Provisions: Section 2824(1)(b) of Public Authorities Law requires directors to understand, review and monitor the implementation of fundamental financial and management controls and the operating decisions of the authority.


Objectives: Boards of directors and authority management have an obligation to authorize the expenditure of funds only for purposes that relate to and support the mission of the authority. The fiduciary duty of the board includes adopting policies that safeguard the assets and resources of the authority and protect against the use of funds for purposes that do not advance its core purpose and objectives. It is particularly important for the board to develop a policy on the proper use of authority discretionary funds that clarifies for all employees what would and would not be considered appropriate expenditures.

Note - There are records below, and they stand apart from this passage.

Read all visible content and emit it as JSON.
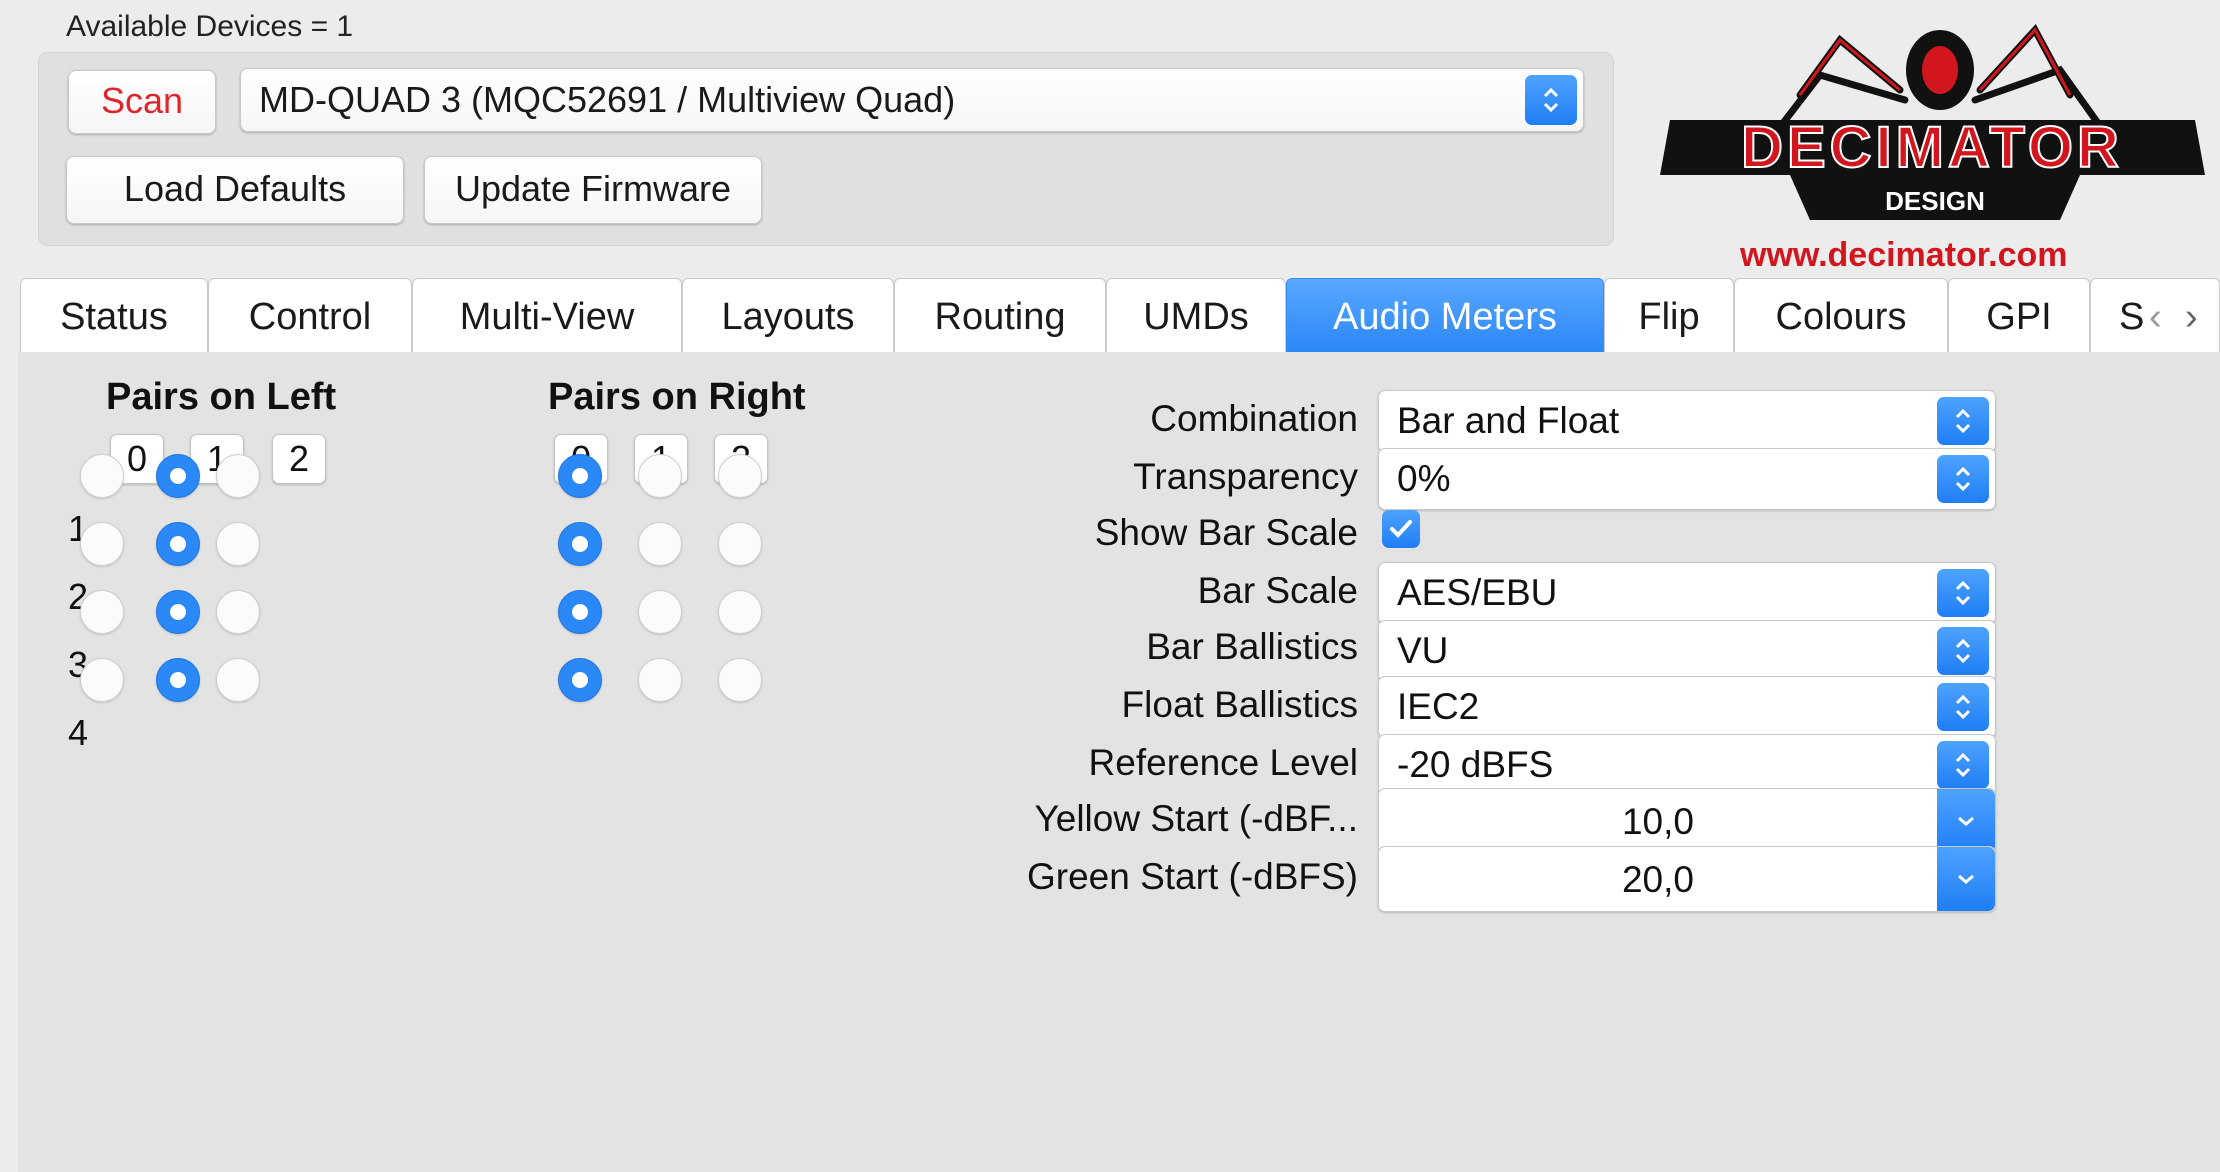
{
  "header": {
    "available_devices": "Available Devices = 1",
    "scan_label": "Scan",
    "device": "MD-QUAD 3 (MQC52691 / Multiview Quad)",
    "load_defaults_label": "Load Defaults",
    "update_firmware_label": "Update Firmware"
  },
  "logo": {
    "brand": "DECIMATOR",
    "sub": "DESIGN",
    "url": "www.decimator.com",
    "colors": {
      "red": "#d2161d",
      "black": "#111111"
    }
  },
  "tabs": [
    {
      "label": "Status"
    },
    {
      "label": "Control"
    },
    {
      "label": "Multi-View"
    },
    {
      "label": "Layouts"
    },
    {
      "label": "Routing"
    },
    {
      "label": "UMDs"
    },
    {
      "label": "Audio Meters",
      "active": true
    },
    {
      "label": "Flip"
    },
    {
      "label": "Colours"
    },
    {
      "label": "GPI"
    },
    {
      "label": "S"
    }
  ],
  "pairs_left": {
    "title": "Pairs on Left",
    "columns": [
      "0",
      "1",
      "2"
    ],
    "rows": [
      "1",
      "2",
      "3",
      "4"
    ],
    "selected_column_per_row": [
      1,
      1,
      1,
      1
    ]
  },
  "pairs_right": {
    "title": "Pairs on Right",
    "columns": [
      "0",
      "1",
      "2"
    ],
    "selected_column_per_row": [
      0,
      0,
      0,
      0
    ]
  },
  "settings": {
    "combination": {
      "label": "Combination",
      "value": "Bar and Float"
    },
    "transparency": {
      "label": "Transparency",
      "value": "0%"
    },
    "show_bar_scale": {
      "label": "Show Bar Scale",
      "checked": true
    },
    "bar_scale": {
      "label": "Bar Scale",
      "value": "AES/EBU"
    },
    "bar_ballistics": {
      "label": "Bar Ballistics",
      "value": "VU"
    },
    "float_ballistics": {
      "label": "Float Ballistics",
      "value": "IEC2"
    },
    "reference_level": {
      "label": "Reference Level",
      "value": "-20 dBFS"
    },
    "yellow_start": {
      "label": "Yellow Start (-dBF...",
      "value": "10,0"
    },
    "green_start": {
      "label": "Green Start (-dBFS)",
      "value": "20,0"
    }
  },
  "colors": {
    "accent": "#2b88f7",
    "scan_text": "#e0242b"
  }
}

Recommended Practice: Public authorities are governed by statute. In its legal opinion #2007-F4, the Office of the Attorney General determined that the expenditure of authority funds must relate directly to an enumerated power, duty or purpose of the authority. The funds of an authority may not be spent in support of the private or personal interests or to the benefit of directors, management or staff. Accordingly, the Authorities Budget Office recommends that all state and local authorities adopt written policies that specifically delineate the proper use of an authority’s discretionary funds. This policy should address not only what constitutes a proper discretionary expenditure related to the mission and public purpose of the authority, but also address what would be considered an improper use of those funds.The Agency’s Internal Control Policy provides parameters for management of permitted out-of-town business travel and travel-related expenses that are appropriate to advance the mission of an authority such as guidance as to reasonable amounts for such expenses and require that employees perform due diligence to obtain the lowest cost.


• Require prior approval of or authorization by an appropriate individual to ensure that such travel is reasonable and necessary.

• Require documentation to justify the nature and purpose of such expenses.

• Require the employee to provide receipts for expenses and provide dollar thresholds for what will be considered reasonable including per diems, government lodging rates where available and amounts for meals and other incidental expenses.

• Certain meal costs incurred through participation in, or sponsorship of, activities integral to meeting the core public purpose of the authority.

• Appropriate travel expenses, eligible meal costs must be properly documented and reasonable cost thresholds established.

• No credit cards will be issued for officers or staff.


The following are provide parameters of expenses for which the board will not give approval.


• Food, beverages, and other refreshments purchased for the personal use of directors, management or other employees, or by persons with whom the authority conducts business (unless prior authorization is received);

• Flowers and gifts for staff, directors or family members;

• Subsidized or free use of authority services for the personal use of current or former board members, staff, or family members of staff;

• Celebrations for special occasions that do not directly relate to the purpose of the authority, such as catering or decorations for summer picnics, office parties or holiday or retirement parties;

• Charitable contributions or sponsorships of events not associated with the authority’s mission;

• Purchases of alcohol or tobacco products;

• Membership dues in professional organizations on behalf of employees;

• Renewal of professional licenses for staff; except for Notary License for an Assistant Secretary;

• Personal use of authority vehicles, unless properly documented for tax purposes;

• Costs to purchase or mail holiday cards, invitations or expressions of sympathy to staff or families of authority staff; or

• Assignment of cell phones or vehicles to non-authority staff.


Further, absent specific statutory power, the County of Rockland Industrial Development Agency may not use public funds to purchase items considered personal expenses or that are intended to personally benefit an employee or director. Expenses such as those listed above do not advance a public purpose and should be considered personal in nature.